Wir Christians for Future (C4F) erklären im folgenden Text, warum wir uns solidarisieren und warum uns das alle etwas angeht. Wir stehen vor der größten Herausforderung in der Menschheitsgeschichte: die Erhaltung der Schöpfung mit all ihren Geschöpfen (0). Von Wissenschaftler*innen werden wir bereits seit über 50 Jahren (1) gewarnt, was mit unserer Erde passiert, wenn wir so weitermachen wie bisher. Was heißt das genau? Das größte Problem sind die enormen CO2-Emissionen weltweit. Unser Planet erwärmt sich immer schneller – durch uns Menschen verursacht. Die Kettenreaktionen, die dadurch entstehen, sorgen dafür, dass unsere Erde zunehmend unbewohnbar wird und wir große Teile der artenreichen Schöpfung zerstören. Dieses Szenario ist aufhaltbar. 

Wenn wir nicht wollen, dass zukünftige Generationen einer katastrophalen Situation ausgesetzt sein werden, ist es dringend nötig, CO2-Emissionen zu reduzieren. Politische und wirtschaftliche Akteur*innen sind angehalten, schnelle und effektive Maßnahmen zu ergreifen. Es gilt, die großen Emissions-Treiber zu stoppen und auf emissionsfreie Alternativen zu setzen. Die Verantwortung jedes*jeder Einzelnen, den persönlichen Fußabdruck zu reduzieren, hilft nur wenig, wenn gleichzeitig im großen Stil Lebensgrundlagen zerstört werden. „Es ist schwer, ehrenamtlich nach Feierabend die Welt zu retten, während sie andere hauptamtlich zerstören.” (Marit Schatzmann) 

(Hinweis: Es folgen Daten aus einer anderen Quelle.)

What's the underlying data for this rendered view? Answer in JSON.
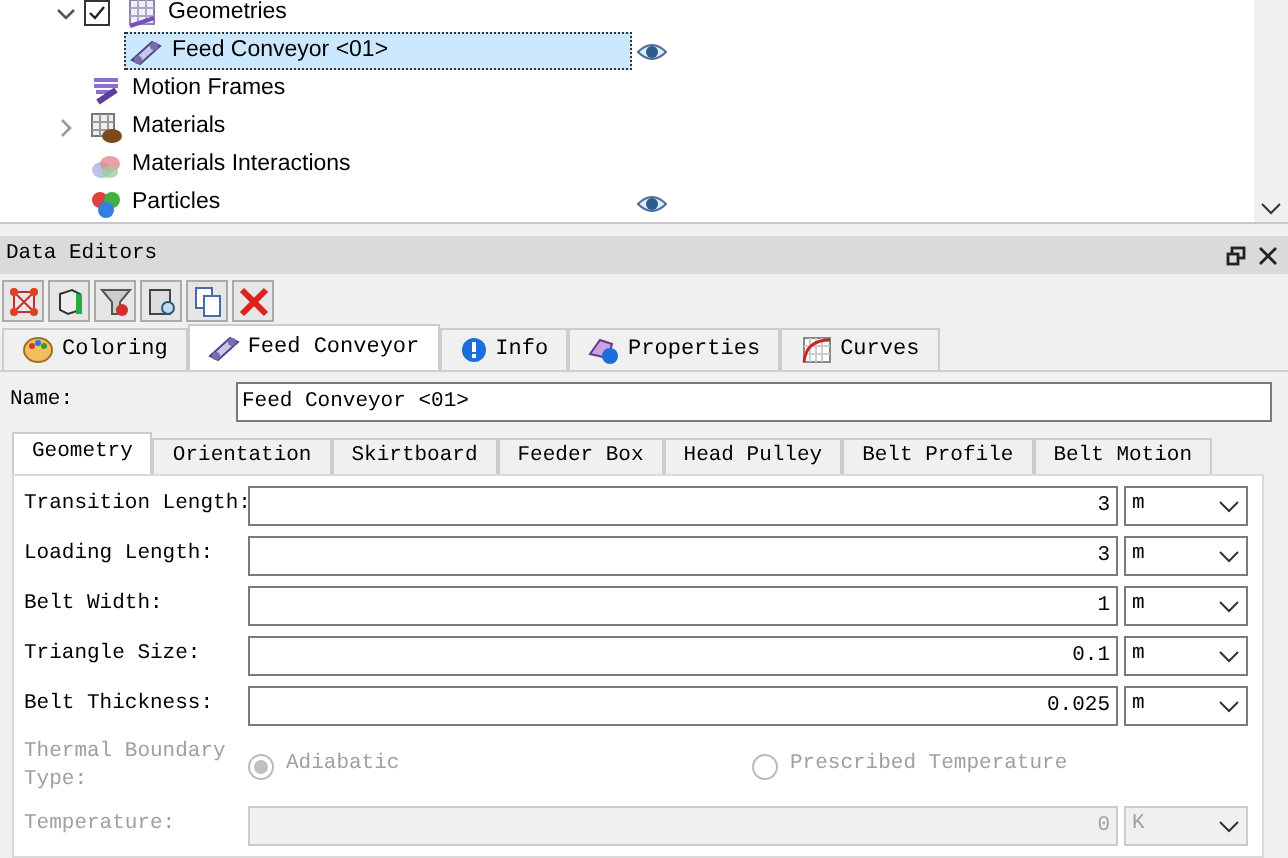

Die Hebel für eine relevante Veränderung haben Politiker*innen, gesellschaftlich Verantwortliche und große Konzerne in der Hand. Da die verantwortlichen Akteur*innen jedoch anscheinend den Ernst der Lage nicht anerkennen, eigene gesteckte Klimaziele nicht gewillt sind zu erreichen (2) und nicht aus eigenem Antrieb die nötigen Maßnahmen schnell und kompetent umsetzen, braucht es Druck und Protest aus der Bevölkerung. 

Seit Jahrzehnten setzen sich Menschen für Klima- und Umweltschutz mit unterschiedlichsten Protestformen ein. Heute ist das Handeln dringender denn je, da uns die Zeit davonrennt. So kamen in den letzten Jahren viele weitere Klimagruppen hinzu, angefangen mit Fridays for Future. Diese große, diverse Klimabewegung hat ein und dasselbe Ziel: Klimagerechtigkeit auf dieser Welt herzustellen. Das bedeutet: notwendige Maßnahmen sofort umzusetzen und dabei auf soziale Gerechtigkeit zu achten. So unterschiedlich all diese Gruppen sind, so unterschiedlich sind auch ihre Formen des Protestes. Keine Aktivistin engagiert sich in einer der Klimagruppen, weil es so viel Spaß macht. Alle sehen sich in der Verantwortung gegenüber jenen, die massiv unter der Klimakatastrophe leiden und leiden werden. Alle diese klimaaktiven Menschen haben die Hoffnung, durch Handeln die Wende hin zu einer gerechten, emissionsfreien und lebbaren Welt zu erreichen und die Lebensgrundlagen zu erhalten. Sie setzen sich alle dafür ein, dass immer mehr Menschen den Ernst der Lage verstehen, Möglichkeiten hin zu einem besseren Leben erkennen und gemeinsam eine neue Zukunft gestalten. 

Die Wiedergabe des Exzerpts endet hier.